Era il novembre del 2010 quando una corte di San José dava il via libera all’istituzione di un fondo di circa 8,5 milioni di dollari , che testimoniasse il rinnovato impegno di Google nella tutela della privacy degli utenti. L’azienda di Mountain View annunciava al mondo le sue scuse pubbliche, dopo gli incidenti causati dal suo discusso servizio social Buzz.
Diverse le organizzazioni statunitensi a cui erano stati destinati gli 8,5 milioni di dollari, tutte impegnate nella protezione del diritto alla riservatezza o più in generale delle libertà fondamentali dei netizen. Tra queste, l’ American Civil Liberties Union (ACLU), Electronic Frontier Foundation (EFF) e YMCA of Greater Long Beach .
Ma gli attivisti di Electronic Privacy Information Center (EPIC) erano stati esclusi dal fondo , nonostante avessero denunciato per primi le falle delle feature di Buzz. Un secondo giudice statunitense ha ora obbligato BigG a destinare una somma pari a 500mila dollari alle casse di EPIC , descritta dalla stessa corte come un’organizzazione prestigiosa e rispettata nel panorama della privacy online.

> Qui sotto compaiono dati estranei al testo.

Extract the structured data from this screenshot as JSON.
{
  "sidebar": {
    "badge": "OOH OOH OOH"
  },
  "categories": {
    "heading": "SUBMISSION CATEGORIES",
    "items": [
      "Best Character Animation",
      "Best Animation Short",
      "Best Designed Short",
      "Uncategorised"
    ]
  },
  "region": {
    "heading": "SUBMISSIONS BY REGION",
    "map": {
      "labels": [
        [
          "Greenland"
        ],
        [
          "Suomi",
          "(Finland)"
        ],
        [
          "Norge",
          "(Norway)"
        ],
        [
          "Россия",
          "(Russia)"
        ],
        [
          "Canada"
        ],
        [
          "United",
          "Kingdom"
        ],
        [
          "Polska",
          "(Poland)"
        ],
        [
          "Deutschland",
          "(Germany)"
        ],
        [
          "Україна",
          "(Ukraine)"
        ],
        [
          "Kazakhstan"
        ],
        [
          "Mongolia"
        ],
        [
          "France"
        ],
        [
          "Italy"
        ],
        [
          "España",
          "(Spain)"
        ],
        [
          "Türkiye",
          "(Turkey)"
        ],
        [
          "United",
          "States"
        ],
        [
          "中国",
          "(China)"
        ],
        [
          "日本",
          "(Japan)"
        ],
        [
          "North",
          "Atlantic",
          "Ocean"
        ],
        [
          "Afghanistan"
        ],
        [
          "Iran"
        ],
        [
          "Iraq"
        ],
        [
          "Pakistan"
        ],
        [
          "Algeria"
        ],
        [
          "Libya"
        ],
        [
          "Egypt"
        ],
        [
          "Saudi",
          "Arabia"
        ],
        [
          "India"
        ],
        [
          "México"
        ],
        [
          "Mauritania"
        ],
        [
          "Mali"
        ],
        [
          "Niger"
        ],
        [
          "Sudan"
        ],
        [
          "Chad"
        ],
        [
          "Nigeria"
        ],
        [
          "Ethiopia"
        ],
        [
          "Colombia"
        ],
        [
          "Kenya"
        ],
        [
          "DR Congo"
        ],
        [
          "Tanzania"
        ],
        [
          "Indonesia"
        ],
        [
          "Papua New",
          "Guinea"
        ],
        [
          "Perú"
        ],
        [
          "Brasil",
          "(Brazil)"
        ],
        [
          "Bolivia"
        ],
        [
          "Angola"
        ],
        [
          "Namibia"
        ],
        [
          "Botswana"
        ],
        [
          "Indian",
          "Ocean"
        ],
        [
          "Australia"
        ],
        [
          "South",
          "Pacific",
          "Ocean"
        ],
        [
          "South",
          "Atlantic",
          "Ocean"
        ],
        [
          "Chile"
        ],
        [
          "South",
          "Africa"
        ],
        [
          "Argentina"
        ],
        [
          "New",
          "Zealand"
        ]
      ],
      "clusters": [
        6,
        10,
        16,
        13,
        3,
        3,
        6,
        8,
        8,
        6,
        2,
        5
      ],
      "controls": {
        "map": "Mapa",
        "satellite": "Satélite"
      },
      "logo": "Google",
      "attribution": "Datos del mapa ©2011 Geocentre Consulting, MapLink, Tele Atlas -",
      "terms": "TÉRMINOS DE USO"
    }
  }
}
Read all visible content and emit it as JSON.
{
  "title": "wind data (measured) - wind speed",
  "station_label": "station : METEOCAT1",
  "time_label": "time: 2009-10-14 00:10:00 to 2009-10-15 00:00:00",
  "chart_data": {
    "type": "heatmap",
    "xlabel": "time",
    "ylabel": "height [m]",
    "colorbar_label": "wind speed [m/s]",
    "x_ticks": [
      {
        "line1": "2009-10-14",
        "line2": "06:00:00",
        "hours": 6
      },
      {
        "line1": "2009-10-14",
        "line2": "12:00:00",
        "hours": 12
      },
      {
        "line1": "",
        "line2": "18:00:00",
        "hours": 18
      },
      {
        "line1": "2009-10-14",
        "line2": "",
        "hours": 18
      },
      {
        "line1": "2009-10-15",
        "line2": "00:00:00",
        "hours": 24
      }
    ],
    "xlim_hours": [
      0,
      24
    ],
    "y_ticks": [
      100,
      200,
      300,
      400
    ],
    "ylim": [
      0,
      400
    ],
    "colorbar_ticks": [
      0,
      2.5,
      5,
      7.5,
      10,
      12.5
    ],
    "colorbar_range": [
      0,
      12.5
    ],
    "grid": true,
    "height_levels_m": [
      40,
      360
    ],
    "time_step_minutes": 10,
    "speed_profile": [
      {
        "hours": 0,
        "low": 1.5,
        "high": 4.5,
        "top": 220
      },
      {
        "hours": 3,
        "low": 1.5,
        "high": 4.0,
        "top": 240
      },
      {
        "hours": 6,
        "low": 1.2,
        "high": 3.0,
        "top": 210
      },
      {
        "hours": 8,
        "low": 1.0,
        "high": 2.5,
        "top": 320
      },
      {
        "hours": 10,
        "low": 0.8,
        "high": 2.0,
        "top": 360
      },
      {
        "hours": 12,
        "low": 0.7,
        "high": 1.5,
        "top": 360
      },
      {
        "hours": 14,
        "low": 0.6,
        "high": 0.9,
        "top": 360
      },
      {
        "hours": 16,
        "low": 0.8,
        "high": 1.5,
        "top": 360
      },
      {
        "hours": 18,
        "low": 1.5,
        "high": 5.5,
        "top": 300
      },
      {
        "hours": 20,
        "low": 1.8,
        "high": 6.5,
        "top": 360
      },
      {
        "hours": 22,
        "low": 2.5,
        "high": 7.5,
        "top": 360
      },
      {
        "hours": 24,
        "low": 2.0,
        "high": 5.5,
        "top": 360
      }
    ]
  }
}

Il fondo istituito da Google avrebbe dunque chiuso ingiustamente i cordoni della sua borsa nei confronti di un’organizzazione pari ad ACLU o EFF. Secondo i legali di EPIC, l’azienda di Mountain View avrebbe destinato i soldi solo verso centri amici, legati ad attività di lobbying o di semplice consulenza. Pare che inizialmente EPIC avesse chiesto 1,75 milioni di dollari, sottolineando però come si trattasse di una mera questione di principio.